На следующий день он поехал в больницу вместе с Варей. Поначалу решил было надеть чуть ли не визитку, но вовремя одумался и влез в тот костюм, который Надя знала. И всю дорогу думал не о разговоре, а о первых словах. Перебрав множество вариантов, остановился на самом жизнерадостном, но увидев Наденьку, все позабыл, опустился на стул и сказал одно слово:
— Доченька…
У Нади дрогнули губы, но улыбки так и не получилось. Она протянула Роману Трифоновичу руку и слабо сжала его пальцы.
— Хорошо…
Кажется, они больше ничего друг другу так и не сказали. Хомяков держал ее руку, чувствовал, как она изредка, точно подавая знак, пожимает его пальцы и не мог ни о чем говорить. А Наденька выразила все свои чувства в одном слове и спокойно прикрыла глаза.
— Спокойно прикрыла. — Роман Трифонович говорил это Варе, Вологодову, тихому, так умеющему слушать психиатру. — И губы у нее дрогнули. Почти как в улыбке. Вы сделаете что-нибудь, Авраамий Ильич? Сделаете?
— Попытаюсь собрать. Уже говорил об этом вашей супруге.
— Что собрать? — Хомяков несколько оторопел. — Про то, чтоб собрать, Варя ничего мне не говорила.
— Психику ее собрать. Разбежалась она у больной.
— Тогда собирайте. И вы ее соберете. Соберете, верю! — Роман Трифонович крепко пожал врачу руку, добавил таинственным шепотом: — Если по прежним чертежам соберете — клинику вам построю!
— Не построите, — печально улыбнулся Авраамий Ильич.
— Это почему же?
— Потому, уважаемый Роман Трифонович, что по прежним чертежам ее и сам Бог не соберет. Не говорите этого никому, а особенно — Варваре Ивановне, но будьте к этому готовы.
Ваня Каляев ушел из хомяковского особняка вполне легально, поскольку бегство было ниже его достоинства. Еще неделю назад он вполне мог бы задать стрекача, легко обманув как дворецкого, так и бдительного дворника Мустафу, но ныне предпочел честно предупредить о своем желании Евстафия Селиверстовича.
— Не хочу, чтобы Роман Трифонович топал на вас ногами.
— Я вас вполне понимаю, господин Каляев.
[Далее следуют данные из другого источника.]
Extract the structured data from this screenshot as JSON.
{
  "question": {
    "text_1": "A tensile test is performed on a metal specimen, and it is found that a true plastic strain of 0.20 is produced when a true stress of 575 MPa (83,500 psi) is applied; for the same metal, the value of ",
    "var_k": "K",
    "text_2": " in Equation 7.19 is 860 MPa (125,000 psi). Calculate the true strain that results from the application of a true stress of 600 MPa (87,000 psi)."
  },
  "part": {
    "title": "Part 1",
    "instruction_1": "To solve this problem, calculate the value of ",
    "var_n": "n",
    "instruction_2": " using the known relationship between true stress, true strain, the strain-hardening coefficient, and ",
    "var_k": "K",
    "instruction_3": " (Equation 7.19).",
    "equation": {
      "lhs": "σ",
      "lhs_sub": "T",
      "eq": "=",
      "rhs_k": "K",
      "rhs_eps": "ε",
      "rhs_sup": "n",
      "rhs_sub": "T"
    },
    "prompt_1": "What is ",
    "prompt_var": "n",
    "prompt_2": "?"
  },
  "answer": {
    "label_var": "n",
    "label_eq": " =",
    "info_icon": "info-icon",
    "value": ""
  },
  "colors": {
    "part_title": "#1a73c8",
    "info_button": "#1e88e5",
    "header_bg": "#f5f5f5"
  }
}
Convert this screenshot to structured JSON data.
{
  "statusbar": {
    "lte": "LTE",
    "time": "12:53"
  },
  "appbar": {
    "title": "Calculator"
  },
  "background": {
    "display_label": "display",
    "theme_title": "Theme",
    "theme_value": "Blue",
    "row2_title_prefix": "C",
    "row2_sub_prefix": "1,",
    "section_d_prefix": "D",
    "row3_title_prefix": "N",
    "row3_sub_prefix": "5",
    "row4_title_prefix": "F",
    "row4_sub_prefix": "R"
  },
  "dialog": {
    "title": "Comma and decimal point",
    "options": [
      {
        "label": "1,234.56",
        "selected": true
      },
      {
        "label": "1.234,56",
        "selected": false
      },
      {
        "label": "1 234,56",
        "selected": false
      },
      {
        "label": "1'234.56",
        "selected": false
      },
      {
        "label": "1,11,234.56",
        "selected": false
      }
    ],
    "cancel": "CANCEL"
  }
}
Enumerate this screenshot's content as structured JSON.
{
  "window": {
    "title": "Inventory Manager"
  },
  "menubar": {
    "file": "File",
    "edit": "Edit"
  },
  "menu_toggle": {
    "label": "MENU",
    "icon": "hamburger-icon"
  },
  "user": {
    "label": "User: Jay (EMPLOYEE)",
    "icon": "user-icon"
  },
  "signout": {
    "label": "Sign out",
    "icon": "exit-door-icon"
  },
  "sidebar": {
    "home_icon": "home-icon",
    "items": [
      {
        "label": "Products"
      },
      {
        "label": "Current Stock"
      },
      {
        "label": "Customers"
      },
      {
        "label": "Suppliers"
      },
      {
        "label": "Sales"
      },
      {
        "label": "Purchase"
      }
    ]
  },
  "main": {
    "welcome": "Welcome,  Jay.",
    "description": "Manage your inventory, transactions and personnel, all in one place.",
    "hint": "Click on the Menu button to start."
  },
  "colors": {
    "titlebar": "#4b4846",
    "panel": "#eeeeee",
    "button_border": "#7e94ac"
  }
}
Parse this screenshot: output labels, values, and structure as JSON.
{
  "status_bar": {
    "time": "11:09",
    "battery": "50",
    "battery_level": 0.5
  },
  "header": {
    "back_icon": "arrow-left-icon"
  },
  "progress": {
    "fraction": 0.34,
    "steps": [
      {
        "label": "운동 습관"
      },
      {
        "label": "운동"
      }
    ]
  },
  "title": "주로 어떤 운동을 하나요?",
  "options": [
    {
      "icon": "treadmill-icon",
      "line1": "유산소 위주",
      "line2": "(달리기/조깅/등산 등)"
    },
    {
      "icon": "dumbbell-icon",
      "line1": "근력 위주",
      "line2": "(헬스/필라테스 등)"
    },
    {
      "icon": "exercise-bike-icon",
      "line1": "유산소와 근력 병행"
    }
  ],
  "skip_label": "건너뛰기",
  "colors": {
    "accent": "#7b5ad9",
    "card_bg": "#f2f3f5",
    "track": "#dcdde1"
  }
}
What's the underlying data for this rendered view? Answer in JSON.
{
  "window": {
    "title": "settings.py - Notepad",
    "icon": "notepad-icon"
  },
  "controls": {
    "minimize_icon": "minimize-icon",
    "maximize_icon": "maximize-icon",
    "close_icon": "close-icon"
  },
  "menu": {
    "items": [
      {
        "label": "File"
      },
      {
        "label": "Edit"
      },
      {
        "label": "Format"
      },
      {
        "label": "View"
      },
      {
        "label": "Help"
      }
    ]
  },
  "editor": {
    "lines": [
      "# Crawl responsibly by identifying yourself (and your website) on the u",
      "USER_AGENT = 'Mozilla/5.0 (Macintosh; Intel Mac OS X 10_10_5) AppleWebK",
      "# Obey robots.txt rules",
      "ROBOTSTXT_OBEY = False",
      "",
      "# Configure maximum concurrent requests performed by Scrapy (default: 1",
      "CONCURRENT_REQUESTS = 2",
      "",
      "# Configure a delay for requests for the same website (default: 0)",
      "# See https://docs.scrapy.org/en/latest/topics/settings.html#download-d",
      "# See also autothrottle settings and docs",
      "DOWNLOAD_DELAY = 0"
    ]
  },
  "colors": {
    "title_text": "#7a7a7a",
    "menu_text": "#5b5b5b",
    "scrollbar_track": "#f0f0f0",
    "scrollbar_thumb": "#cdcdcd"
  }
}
Только, прощения прошу за вопрос, что делать намерены?
— Денег на билет до Нижнего заработать. Домой пора возвращаться, а одалживаться не хочу.
— Даже у меня?
— Даже у вас.
Зализо помолчал, раздумывая. Юноша ему нравился, а гордое желание избегать одолжений было даже приятно.
— Двадцать лет назад выгнали меня из чиновничьего сословия, и поехал я в город Кишинев, — с неожиданной обстоятельностью начал он. — Семья была хоть и небольшая, но без средств к существованию. Письма писал, прошения — дело знакомое, а народу в Кишинев понаехало большое множество, потому как военные действия начинались. Хитрил, как мог, лукавил, за чужой счет поесть норовил, даже в картишки передергивал, что уж там. Гнусно существовал, понимал, что гнусно существую, а выхода не видел. Вам не скучно?
— Нет, что вы. А почему бы вам не присесть, Евстафий Селиверстович?